Renata Gil falou à revista eletrônica Consultor Jurídico sobre esse tema e também sobre sua confiança na democracia do Brasil e o trabalho que a entidade que comanda tem feito em benefício da concretização dos direitos humanos e da equidade de gênero.

Leia a seguir a entrevista:

ConJur — Os ataques sofridos recentemente por ministros do Supremo Tribunal Federal, em especial da parte do presidente Jair Bolsonaro e de seus apoiadores, são um sinal de que a democracia brasileira está em perigo?
Renata Gil — A democracia brasileira é forte porque tem instituições fortes, compostas por mulheres e homens de brio e coragem. Ouvimos muitas bravatas e fizemos questão de respondê-las para garantir que não evoluam para gestos concretos, ainda que inócuos. A democracia é um valor arraigado na população brasileira. Nossos cidadãos, ao longo da história, conheceram regimes autoritários, e essa triste memória ainda habita entre nós. Defender o Estado democrático de Direito e a independência e a harmonia entre os poderes é um dever incondicional de todos aqueles que exercem a função pública. E jamais nos furtaremos de cumpri-lo. 
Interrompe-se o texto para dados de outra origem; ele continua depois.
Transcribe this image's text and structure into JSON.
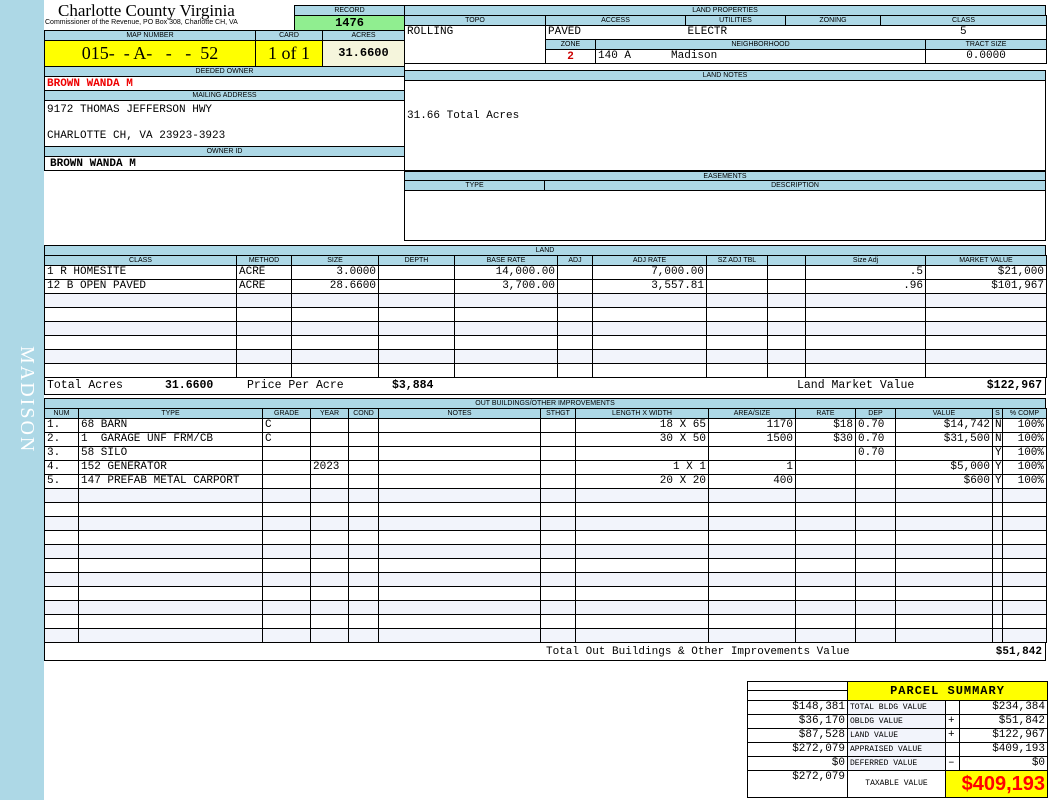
{
  "side_label": "MADISON",
  "header": {
    "title": "Charlotte County Virginia",
    "subtitle": "Commissioner of the Revenue, PO Box 308, Charlotte CH, VA",
    "record_label": "RECORD",
    "record": "1476",
    "map_number_label": "MAP NUMBER",
    "map_number": "015-  - A-   -   -  52",
    "card_label": "CARD",
    "card": "1 of 1",
    "acres_label": "ACRES",
    "acres": "31.6600"
  },
  "owner": {
    "deeded_label": "DEEDED OWNER",
    "deeded": "BROWN WANDA M",
    "mailing_label": "MAILING ADDRESS",
    "address_line1": "9172 THOMAS JEFFERSON HWY",
    "address_line2": "CHARLOTTE CH, VA 23923-3923",
    "owner_id_label": "OWNER ID",
    "owner_id": "BROWN WANDA M"
  },
  "land_properties": {
    "title": "LAND PROPERTIES",
    "topo_label": "TOPO",
    "access_label": "ACCESS",
    "utilities_label": "UTILITIES",
    "zoning_label": "ZONING",
    "class_label": "CLASS",
    "topo": "ROLLING",
    "access": "PAVED",
    "utilities": "ELECTR",
    "zoning": "",
    "class": "5",
    "zone_label": "ZONE",
    "neighborhood_label": "NEIGHBORHOOD",
    "tract_label": "TRACT SIZE",
    "zone": "2",
    "neighborhood_code": "140 A",
    "neighborhood": "Madison",
    "tract_size": "0.0000"
  },
  "land_notes": {
    "title": "LAND NOTES",
    "text": "31.66 Total Acres"
  },
  "easements": {
    "title": "EASEMENTS",
    "type_label": "TYPE",
    "description_label": "DESCRIPTION"
  },
  "land": {
    "title": "LAND",
    "columns": [
      "CLASS",
      "METHOD",
      "SIZE",
      "DEPTH",
      "BASE RATE",
      "ADJ",
      "ADJ RATE",
      "SZ ADJ TBL",
      "",
      "Size Adj",
      "MARKET VALUE"
    ],
    "rows": [
      [
        "1 R HOMESITE",
        "ACRE",
        "3.0000",
        "",
        "14,000.00",
        "",
        "7,000.00",
        "",
        "",
        ".5",
        "$21,000"
      ],
      [
        "12 B OPEN PAVED",
        "ACRE",
        "28.6600",
        "",
        "3,700.00",
        "",
        "3,557.81",
        "",
        "",
        ".96",
        "$101,967"
      ]
    ],
    "total_acres_label": "Total Acres",
    "total_acres": "31.6600",
    "price_per_acre_label": "Price Per Acre",
    "price_per_acre": "$3,884",
    "market_value_label": "Land Market Value",
    "market_value": "$122,967"
  },
  "outbuildings": {
    "title": "OUT BUILDINGS/OTHER IMPROVEMENTS",
    "columns": [
      "NUM",
      "TYPE",
      "GRADE",
      "YEAR",
      "COND",
      "NOTES",
      "STHGT",
      "LENGTH X WIDTH",
      "AREA/SIZE",
      "RATE",
      "DEP",
      "VALUE",
      "S",
      "% COMP"
    ],
    "rows": [
      [
        "1.",
        "68 BARN",
        "C",
        "",
        "",
        "",
        "",
        "18 X 65",
        "1170",
        "$18",
        "0.70",
        "$14,742",
        "N",
        "100%"
      ],
      [
        "2.",
        "1  GARAGE UNF FRM/CB",
        "C",
        "",
        "",
        "",
        "",
        "30 X 50",
        "1500",
        "$30",
        "0.70",
        "$31,500",
        "N",
        "100%"
      ],
      [
        "3.",
        "58 SILO",
        "",
        "",
        "",
        "",
        "",
        "",
        "",
        "",
        "0.70",
        "",
        "Y",
        "100%"
      ],
      [
        "4.",
        "152 GENERATOR",
        "",
        "2023",
        "",
        "",
        "",
        "1 X 1",
        "1",
        "",
        "",
        "$5,000",
        "Y",
        "100%"
      ],
      [
        "5.",
        "147 PREFAB METAL CARPORT",
        "",
        "",
        "",
        "",
        "",
        "20 X 20",
        "400",
        "",
        "",
        "$600",
        "Y",
        "100%"
      ]
    ],
    "total_label": "Total Out Buildings & Other Improvements Value",
    "total": "$51,842"
  },
  "summary": {
    "title": "PARCEL SUMMARY",
    "rows": [
      {
        "prev": "$148,381",
        "label": "TOTAL BLDG VALUE",
        "sign": "",
        "value": "$234,384"
      },
      {
        "prev": "$36,170",
        "label": "OBLDG VALUE",
        "sign": "+",
        "value": "$51,842"
      },
      {
        "prev": "$87,528",
        "label": "LAND VALUE",
        "sign": "+",
        "value": "$122,967"
      },
      {
        "prev": "$272,079",
        "label": "APPRAISED VALUE",
        "sign": "",
        "value": "$409,193"
      },
      {
        "prev": "$0",
        "label": "DEFERRED VALUE",
        "sign": "–",
        "value": "$0"
      }
    ],
    "taxable_prev": "$272,079",
    "taxable_label": "TAXABLE VALUE",
    "taxable": "$409,193",
    "taxable_color": "#ff0000"
  }
}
ConJur — Em um momento de forte polarização política no Brasil, como a AMB deve se posicionar para defender os interesses da magistratura?
Renata Gil — O mais importante, e que todos devemos compreender com clareza, é que a AMB não tem ideologia, nem serve a interesses partidários. O nosso principal intuito é defender as prerrogativas da magistratura, que são, na verdade, garantias da cidadania. Então, mantemos um diálogo de alto nível com todas as autoridades da República porque sabemos que, nessa missão, o que nos guia é o interesse público. Essa capacidade de diálogo, sem armas ou preconceitos, sem vinculações políticas, abre portas e faz com que as pautas da magistratura sejam efetivamente colocadas na ordem do dia. Independentemente dos mandatários de turno, a AMB, uma instituição sexagenária, permanecerá, e eu tenho compromisso tanto com a história que começou a ser escrita antes de mim quanto com as gerações futuras, que se aproveitarão do nosso trabalho para avançar ainda mais.
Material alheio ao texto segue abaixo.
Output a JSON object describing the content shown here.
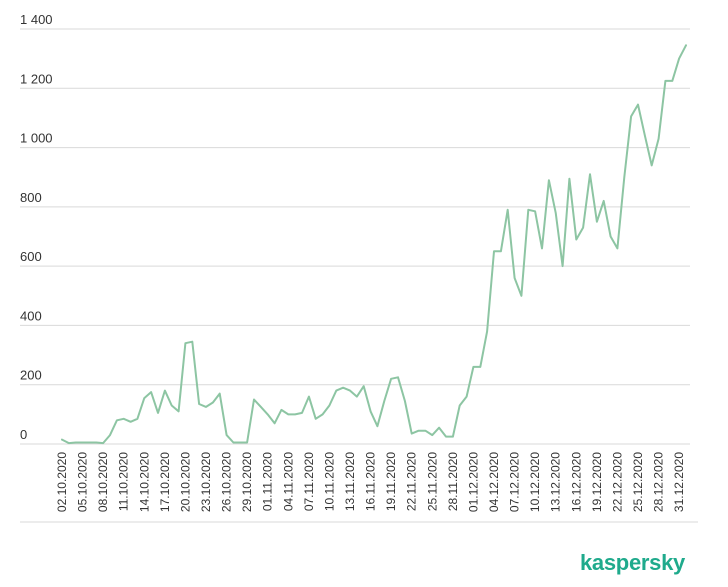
{
  "brand": {
    "logo_text": "kaspersky",
    "color": "#1faa8c"
  },
  "chart_data": {
    "type": "line",
    "title": "",
    "xlabel": "",
    "ylabel": "",
    "ylim": [
      0,
      1400
    ],
    "y_ticks": [
      0,
      200,
      400,
      600,
      800,
      1000,
      1200,
      1400
    ],
    "y_tick_labels": [
      "0",
      "200",
      "400",
      "600",
      "800",
      "1 000",
      "1 200",
      "1 400"
    ],
    "grid": true,
    "legend": "none",
    "line_color": "#8dc5a3",
    "x_tick_labels": [
      "02.10.2020",
      "05.10.2020",
      "08.10.2020",
      "11.10.2020",
      "14.10.2020",
      "17.10.2020",
      "20.10.2020",
      "23.10.2020",
      "26.10.2020",
      "29.10.2020",
      "01.11.2020",
      "04.11.2020",
      "07.11.2020",
      "10.11.2020",
      "13.11.2020",
      "16.11.2020",
      "19.11.2020",
      "22.11.2020",
      "25.11.2020",
      "28.11.2020",
      "01.12.2020",
      "04.12.2020",
      "07.12.2020",
      "10.12.2020",
      "13.12.2020",
      "16.12.2020",
      "19.12.2020",
      "22.12.2020",
      "25.12.2020",
      "28.12.2020",
      "31.12.2020"
    ],
    "series": [
      {
        "start_date": "02.10.2020",
        "values": [
          15,
          3,
          5,
          5,
          5,
          5,
          3,
          30,
          80,
          85,
          75,
          85,
          155,
          175,
          105,
          180,
          130,
          110,
          340,
          345,
          135,
          125,
          140,
          170,
          30,
          5,
          5,
          5,
          150,
          125,
          100,
          70,
          115,
          100,
          100,
          105,
          160,
          85,
          100,
          130,
          180,
          190,
          180,
          160,
          195,
          110,
          60,
          145,
          220,
          225,
          145,
          35,
          45,
          45,
          30,
          55,
          25,
          25,
          130,
          160,
          260,
          260,
          380,
          650,
          650,
          790,
          560,
          500,
          790,
          785,
          660,
          890,
          780,
          600,
          895,
          690,
          730,
          910,
          750,
          820,
          700,
          660,
          900,
          1105,
          1145,
          1040,
          940,
          1030,
          1225,
          1225,
          1300,
          1345
        ]
      }
    ]
  }
}
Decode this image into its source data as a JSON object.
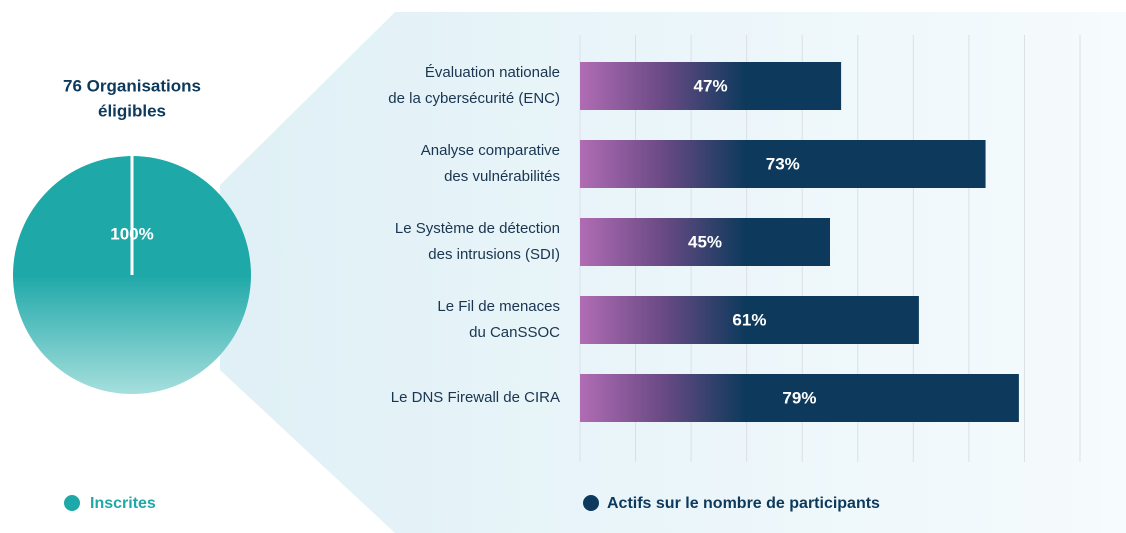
{
  "chart_data": [
    {
      "type": "pie",
      "title": "76 Organisations\néligibles",
      "categories": [
        "Inscrites"
      ],
      "values": [
        100
      ],
      "value_labels": [
        "100%"
      ],
      "color": "#1fa8a8",
      "legend": "bottom-left"
    },
    {
      "type": "bar",
      "orientation": "horizontal",
      "categories": [
        "Évaluation nationale\nde la cybersécurité (ENC)",
        "Analyse comparative\ndes vulnérabilités",
        "Le Système de détection\ndes intrusions (SDI)",
        "Le Fil de menaces\ndu CanSSOC",
        "Le DNS Firewall de CIRA"
      ],
      "series": [
        {
          "name": "Actifs sur le nombre de participants",
          "color": "#0d3a5c",
          "values": [
            47,
            73,
            45,
            61,
            79
          ],
          "value_labels": [
            "47%",
            "73%",
            "45%",
            "61%",
            "79%"
          ]
        }
      ],
      "xlim": [
        0,
        90
      ],
      "xticks": [
        0,
        10,
        20,
        30,
        40,
        50,
        60,
        70,
        80,
        90
      ],
      "grid": true,
      "legend": "bottom"
    }
  ]
}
ConJur — A senhora defende a reestruturação da carreira da magistratura, com reajuste dos subsídios. Por que essa pauta é importante para os magistrados brasileiros?
Renata Gil — Em decorrência das dificuldades econômicas e sociais que o Brasil enfrenta, faz-se necessária uma nova estruturação da carreira, a começar pela correção dos subsídios, uma determinação constitucional, que deve ocorrer anualmente. Todavia, a realidade é que não há qualquer ajuste desde 2018, o que acarreta uma perda inflacionária superior a 40%. Mais do que um direito de todo trabalhador, a justa remuneração, no caso da magistratura, concorre para a preservação da independência judicial e para a imunidade do juiz diante das pressões alheias. Além disso, é urgente a reestruturação da carreira porque o formato atual é um absurdo, na medida em que não há diferenças entre o juiz ingressante e aquele que já dedicou anos de sua vida ao serviço público. A progressão salarial e de benefícios, conforme o avanço da carreira, existe por um motivo simples: ela favorece a produtividade e a geração de resultados. Não há qualquer justificativa para o Judiciário não implementar uma gestão mais eficiente de seus recursos.
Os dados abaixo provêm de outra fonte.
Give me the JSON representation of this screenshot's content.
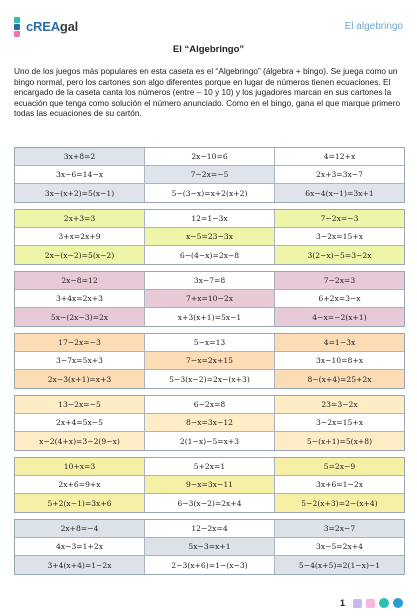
{
  "brand": {
    "logo_text": "cREAgal",
    "right_text": "El algebringo"
  },
  "colors": {
    "accent": "#2b6ea8",
    "teal": "#2bbfb0",
    "pink": "#f070b8",
    "purple": "#8a5bd6"
  },
  "title": "El “Algebringo”",
  "intro": "Uno de los juegos más populares en esta caseta es el “Algebringo” (álgebra + bingo). Se juega como un bingo normal, pero los cartones son algo diferentes porque en lugar de números tienen ecuaciones. El encargado de la caseta canta los números (entre – 10 y 10) y los jugadores marcan en sus cartones la ecuación que tenga como solución el número anunciado. Como en el bingo, gana el que marque primero todas las ecuaciones de su cartón.",
  "cards": [
    {
      "rows": [
        [
          "3x+8=2",
          "2x−10=6",
          "4=12+x"
        ],
        [
          "3x−6=14−x",
          "7−2x=−5",
          "2x+3=3x−7"
        ],
        [
          "3x−(x+2)=5(x−1)",
          "5−(3−x)=x+2(x+2)",
          "6x−4(x−1)=3x+1"
        ]
      ]
    },
    {
      "rows": [
        [
          "2x+3=3",
          "12=1−3x",
          "7−2x=−3"
        ],
        [
          "3+x=2x+9",
          "x−5=23−3x",
          "3−2x=15+x"
        ],
        [
          "2x−(x−2)=5(x−2)",
          "6−(4−x)=2x−8",
          "3(2−x)−5=3−2x"
        ]
      ]
    },
    {
      "rows": [
        [
          "2x−8=12",
          "3x−7=8",
          "7−2x=3"
        ],
        [
          "3+4x=2x+3",
          "7+x=10−2x",
          "6+2x=3−x"
        ],
        [
          "5x−(2x−3)=2x",
          "x+3(x+1)=5x−1",
          "4−x=−2(x+1)"
        ]
      ]
    },
    {
      "rows": [
        [
          "17−2x=−3",
          "5−x=13",
          "4=1−3x"
        ],
        [
          "3−7x=5x+3",
          "7−x=2x+15",
          "3x−10=8+x"
        ],
        [
          "2x−3(x+1)=x+3",
          "5−3(x−2)=2x−(x+3)",
          "8−(x+4)=25+2x"
        ]
      ]
    },
    {
      "rows": [
        [
          "13−2x=−5",
          "6−2x=8",
          "23=3−2x"
        ],
        [
          "2x+4=5x−5",
          "8−x=3x−12",
          "3−2x=15+x"
        ],
        [
          "x−2(4+x)=3−2(9−x)",
          "2(1−x)−5=x+3",
          "5−(x+1)=5(x+8)"
        ]
      ]
    },
    {
      "rows": [
        [
          "10+x=3",
          "5+2x=1",
          "5=2x−9"
        ],
        [
          "2x+6=9+x",
          "9−x=3x−11",
          "3x+6=1−2x"
        ],
        [
          "5+2(x−1)=3x+6",
          "6−3(x−2)=2x+4",
          "5−2(x+3)=2−(x+4)"
        ]
      ]
    },
    {
      "rows": [
        [
          "2x+8=−4",
          "12−2x=4",
          "3=2x−7"
        ],
        [
          "4x−3=1+2x",
          "5x−3=x+1",
          "3x−5=2x+4"
        ],
        [
          "3+4(x+4)=1−2x",
          "2−3(x+6)=1−(x−3)",
          "5−4(x+5)=2(1−x)−1"
        ]
      ]
    }
  ],
  "page_number": "1"
}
ConJur — A senhora costuma dizer que a magistratura brasileira é a que mais julga processos e a mais preparada do mundo. Mesmo assim, o acervo de processos à espera de julgamento é gigantesco. Como resolver esse problema?
Renata Gil — O grande volume de processos é consequência natural da nossa condição de país subdesenvolvido. Quanto mais conflitos sociais, derivados muitas vezes da desigualdade, mais atuante será o Judiciário para resolver pendências que os cidadãos não podem dirimir sozinhos. Com o progressivo desenvolvimento da nação, aguarda-se um natural descongestionamento do Judiciário, mas já tivemos resultados expressivos nos últimos anos, com um aumento da produtividade que veio acompanhado da diminuição do acervo de processos, fruto da adoção de inovações tecnológicas como o processo judicial eletrônico, a Justiça 4.0 e o Balcão Virtual. A formação contínua de magistrados e servidores e o investimento em tecnologias da comunicação e informação é o caminho mais promissor, e seguiremos colhendo bons resultados nos próximos anos.

ConJur — A senhora esteve recentemente no encontro anual da União Internacional dos Magistrados (UIM). Neste momento, quais são os problemas que mais inquietam os juízes mundo afora?
Renata Gil — Há anos o mundo está enfrentando intensas conturbações políticas, econômicas e ambientais, a começar pela crise financeira de 2008, passando pela pandemia da Covid-19 e chegando até o contexto atual, de guerra. A independência judicial, que é um dos fundamentos do Estado de Direito, encontra-se em risco em diversas partes do globo. Magistrados têm sido pressionados não apenas na esfera do processo, mas também se deparam com situações de ameaça e agressão. Tivemos o exemplo recente das juízas do Afeganistão que tiveram de fugir do país depois da tomada do poder pelo Talibã, para não serem mortas. Na Ucrânia, o mesmo quadro de insegurança se repetiu. E o prejuízo maior, sempre, é do cidadão, que carece de um Judiciário autônomo e que opere com excelência.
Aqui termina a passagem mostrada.